Briefly

Germany

Officials arrest suspected al-Qaida cell member

German police on Thursday arrested a Moroccan student who signed the last will of Sept. 11 commander Mohamed Atta, and charged him with helping to prepare the terrorist attacks on New York and Washington.

After nearly a year of investigation, officers took Abdelghani Mzoudi into custody at dawn in a friend’s apartment in Hamburg, the northern port city in which authorities believe Mzoudi was part of an eight-member al-Qaida cell. Mzoudi, 29, an electrical engineering student at the Hamburg College of Applied Sciences, is accused of attending an al-Qaida terrorist training camp during the summer of 2000 in Afghanistan, where the attacks were first planned.

Kay Nehm, the country’s top federal prosecutor, contends that Mzoudi lent money for pilot training to Zakariya Essabar, 25, another Moroccan student, who left Germany before the Sept. 11 attacks. Essabar was to have been one of the hijackers, German investigators say, until he was denied a U.S. visa.

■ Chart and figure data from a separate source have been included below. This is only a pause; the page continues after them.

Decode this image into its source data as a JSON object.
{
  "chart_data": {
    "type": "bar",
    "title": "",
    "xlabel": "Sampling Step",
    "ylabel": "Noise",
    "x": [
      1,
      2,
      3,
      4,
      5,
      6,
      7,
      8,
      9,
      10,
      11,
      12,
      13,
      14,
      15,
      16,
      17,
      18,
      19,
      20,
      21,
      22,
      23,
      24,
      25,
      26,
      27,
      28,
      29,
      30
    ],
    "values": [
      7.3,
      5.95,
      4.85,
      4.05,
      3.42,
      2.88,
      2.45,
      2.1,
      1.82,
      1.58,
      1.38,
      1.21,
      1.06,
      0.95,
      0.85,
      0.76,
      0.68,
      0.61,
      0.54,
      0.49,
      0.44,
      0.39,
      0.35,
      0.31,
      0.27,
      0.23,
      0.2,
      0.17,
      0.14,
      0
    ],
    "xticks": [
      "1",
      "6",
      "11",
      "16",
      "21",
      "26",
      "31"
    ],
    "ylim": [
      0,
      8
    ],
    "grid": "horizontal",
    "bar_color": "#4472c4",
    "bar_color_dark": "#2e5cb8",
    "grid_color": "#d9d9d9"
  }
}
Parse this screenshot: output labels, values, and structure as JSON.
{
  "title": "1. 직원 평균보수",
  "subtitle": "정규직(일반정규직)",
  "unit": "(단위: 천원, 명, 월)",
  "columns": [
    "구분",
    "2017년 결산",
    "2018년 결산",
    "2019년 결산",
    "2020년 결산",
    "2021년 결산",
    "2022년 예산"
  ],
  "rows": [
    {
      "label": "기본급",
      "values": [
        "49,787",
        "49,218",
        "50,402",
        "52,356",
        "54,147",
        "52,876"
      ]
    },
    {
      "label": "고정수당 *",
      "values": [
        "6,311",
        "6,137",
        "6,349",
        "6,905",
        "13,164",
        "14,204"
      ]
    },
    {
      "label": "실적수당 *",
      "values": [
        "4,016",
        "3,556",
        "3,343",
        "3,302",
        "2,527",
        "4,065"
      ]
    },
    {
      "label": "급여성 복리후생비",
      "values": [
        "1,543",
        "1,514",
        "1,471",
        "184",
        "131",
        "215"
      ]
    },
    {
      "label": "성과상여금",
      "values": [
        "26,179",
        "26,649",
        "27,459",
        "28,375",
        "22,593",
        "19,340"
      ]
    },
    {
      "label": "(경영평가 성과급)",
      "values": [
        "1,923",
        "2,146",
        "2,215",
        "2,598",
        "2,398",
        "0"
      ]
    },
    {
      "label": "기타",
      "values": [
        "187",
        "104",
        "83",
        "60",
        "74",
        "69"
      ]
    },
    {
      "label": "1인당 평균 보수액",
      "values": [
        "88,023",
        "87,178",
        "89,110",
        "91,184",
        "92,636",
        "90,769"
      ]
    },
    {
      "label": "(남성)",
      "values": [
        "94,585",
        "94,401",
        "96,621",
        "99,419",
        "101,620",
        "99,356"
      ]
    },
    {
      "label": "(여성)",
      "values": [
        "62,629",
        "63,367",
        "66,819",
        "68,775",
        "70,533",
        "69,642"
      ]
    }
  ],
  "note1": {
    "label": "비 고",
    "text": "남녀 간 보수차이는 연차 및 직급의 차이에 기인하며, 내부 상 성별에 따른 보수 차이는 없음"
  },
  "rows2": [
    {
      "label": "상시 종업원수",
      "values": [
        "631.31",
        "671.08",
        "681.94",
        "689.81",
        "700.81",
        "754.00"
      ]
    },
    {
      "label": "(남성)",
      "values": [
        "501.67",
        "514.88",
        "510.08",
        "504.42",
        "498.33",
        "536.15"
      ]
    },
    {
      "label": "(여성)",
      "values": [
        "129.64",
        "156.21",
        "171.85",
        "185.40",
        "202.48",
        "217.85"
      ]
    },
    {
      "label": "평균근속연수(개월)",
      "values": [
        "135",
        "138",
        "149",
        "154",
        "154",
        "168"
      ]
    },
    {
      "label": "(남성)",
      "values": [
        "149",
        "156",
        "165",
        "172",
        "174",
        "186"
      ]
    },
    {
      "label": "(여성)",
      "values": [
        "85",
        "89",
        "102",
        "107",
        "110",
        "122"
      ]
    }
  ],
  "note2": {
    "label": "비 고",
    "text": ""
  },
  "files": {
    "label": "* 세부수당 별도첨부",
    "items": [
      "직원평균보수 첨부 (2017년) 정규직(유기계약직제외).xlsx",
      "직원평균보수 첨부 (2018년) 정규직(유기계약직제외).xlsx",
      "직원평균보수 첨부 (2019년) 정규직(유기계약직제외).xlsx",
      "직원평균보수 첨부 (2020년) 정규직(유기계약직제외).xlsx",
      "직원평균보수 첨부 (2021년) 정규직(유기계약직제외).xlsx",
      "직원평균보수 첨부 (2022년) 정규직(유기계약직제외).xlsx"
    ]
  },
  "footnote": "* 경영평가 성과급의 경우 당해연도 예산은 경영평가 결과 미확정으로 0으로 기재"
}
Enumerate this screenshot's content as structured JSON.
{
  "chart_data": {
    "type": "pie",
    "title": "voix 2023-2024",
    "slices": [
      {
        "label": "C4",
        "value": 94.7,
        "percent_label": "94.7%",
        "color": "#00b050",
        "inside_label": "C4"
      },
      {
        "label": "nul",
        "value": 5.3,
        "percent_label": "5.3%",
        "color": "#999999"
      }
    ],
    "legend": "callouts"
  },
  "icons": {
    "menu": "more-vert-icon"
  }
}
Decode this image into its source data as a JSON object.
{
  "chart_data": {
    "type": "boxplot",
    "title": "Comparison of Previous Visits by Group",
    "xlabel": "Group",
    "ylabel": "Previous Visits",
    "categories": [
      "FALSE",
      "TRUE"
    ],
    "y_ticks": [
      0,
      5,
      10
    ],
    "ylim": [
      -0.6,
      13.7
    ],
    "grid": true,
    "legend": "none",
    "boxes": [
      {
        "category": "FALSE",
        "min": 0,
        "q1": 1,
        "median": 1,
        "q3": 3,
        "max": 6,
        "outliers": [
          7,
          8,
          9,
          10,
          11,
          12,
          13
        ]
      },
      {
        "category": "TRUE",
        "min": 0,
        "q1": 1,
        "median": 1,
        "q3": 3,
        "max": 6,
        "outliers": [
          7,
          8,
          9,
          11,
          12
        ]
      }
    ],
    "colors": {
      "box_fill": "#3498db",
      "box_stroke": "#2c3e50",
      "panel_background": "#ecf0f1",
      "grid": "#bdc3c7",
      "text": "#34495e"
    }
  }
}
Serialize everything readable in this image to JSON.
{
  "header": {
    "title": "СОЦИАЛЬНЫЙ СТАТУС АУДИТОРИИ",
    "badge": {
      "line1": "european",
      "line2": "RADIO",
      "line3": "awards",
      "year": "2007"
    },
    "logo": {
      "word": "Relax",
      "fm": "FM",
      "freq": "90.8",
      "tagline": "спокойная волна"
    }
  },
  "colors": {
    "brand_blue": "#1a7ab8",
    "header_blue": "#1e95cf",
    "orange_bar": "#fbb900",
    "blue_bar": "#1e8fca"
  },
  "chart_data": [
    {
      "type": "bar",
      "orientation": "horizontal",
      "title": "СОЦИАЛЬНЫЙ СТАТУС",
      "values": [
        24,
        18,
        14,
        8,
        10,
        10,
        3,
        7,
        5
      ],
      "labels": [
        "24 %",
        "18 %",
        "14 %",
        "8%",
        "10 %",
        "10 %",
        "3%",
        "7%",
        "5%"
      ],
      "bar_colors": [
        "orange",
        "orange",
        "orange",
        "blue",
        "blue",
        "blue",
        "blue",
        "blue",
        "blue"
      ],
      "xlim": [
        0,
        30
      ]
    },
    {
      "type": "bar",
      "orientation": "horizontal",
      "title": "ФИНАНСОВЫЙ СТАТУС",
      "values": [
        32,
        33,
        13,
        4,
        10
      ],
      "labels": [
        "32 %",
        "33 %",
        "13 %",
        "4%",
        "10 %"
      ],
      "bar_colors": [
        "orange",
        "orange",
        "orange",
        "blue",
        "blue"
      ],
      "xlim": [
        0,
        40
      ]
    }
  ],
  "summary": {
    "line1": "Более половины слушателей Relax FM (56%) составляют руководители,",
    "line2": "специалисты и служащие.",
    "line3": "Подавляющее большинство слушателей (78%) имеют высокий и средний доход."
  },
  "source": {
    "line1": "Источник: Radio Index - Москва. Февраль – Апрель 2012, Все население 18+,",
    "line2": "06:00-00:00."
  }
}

Nehm said Mzoudi helped hide suicide pilot Marwan al Shehhi in the weeks before he traveled to the United States in May 2000 to begin taking flying lessons.

London

Gene may signal deadly form of prostate cancer

In a discovery that could someday help guide treatment of men suffering from early stages of prostate cancer, researchers studying DNA in tumors say they have found a gene that predicts whether the cancer will develop into its most lethal form.

Some prostate tumors stay confined to the organ while others do not, but doctors have no way to tell the difference before the spread occurs. The aggressive, metastatic form kills more than 30,000 U.S. men each year.

In their study, University of Michigan Medical School researchers examined tumor cells taken from prostate cancer patients. They found 55 genes that were more active in metastatic cells than in less-lethal cells. A gene called EZH2 was the most active of all.

In addition, patients with clinically isolated prostate cancer, who showed higher levels of the EZH2 protein, were likelier to eventually get the deadlier form of the disease.

The findings were published Thursday in the journal Nature.

Florida

Astronauts wire new girder to international space station

Two spacewalking astronauts floated outside Thursday and wired a new $390 million girder to the international space station.

David Wolf and Piers Sellers shouted, “Yippee!” and “Excellent!” when it was time to get to work on the 45-foot-long, 14-ton girder that arrived with them Wednesday aboard space shuttle Atlantis.

Wolf connected power and data cables, as Sellers released the locks on the three folded-up radiators mounted to the girder.

The construction began Thursday morning, when Peggy Whitson and Sandra Magnus used the station’s robot arm to lift the girder from Atlantis’ cargo bay and put it in place next to a similar frame that was installed last spring. A mechanical claw and motorized bolts locked the pieces together.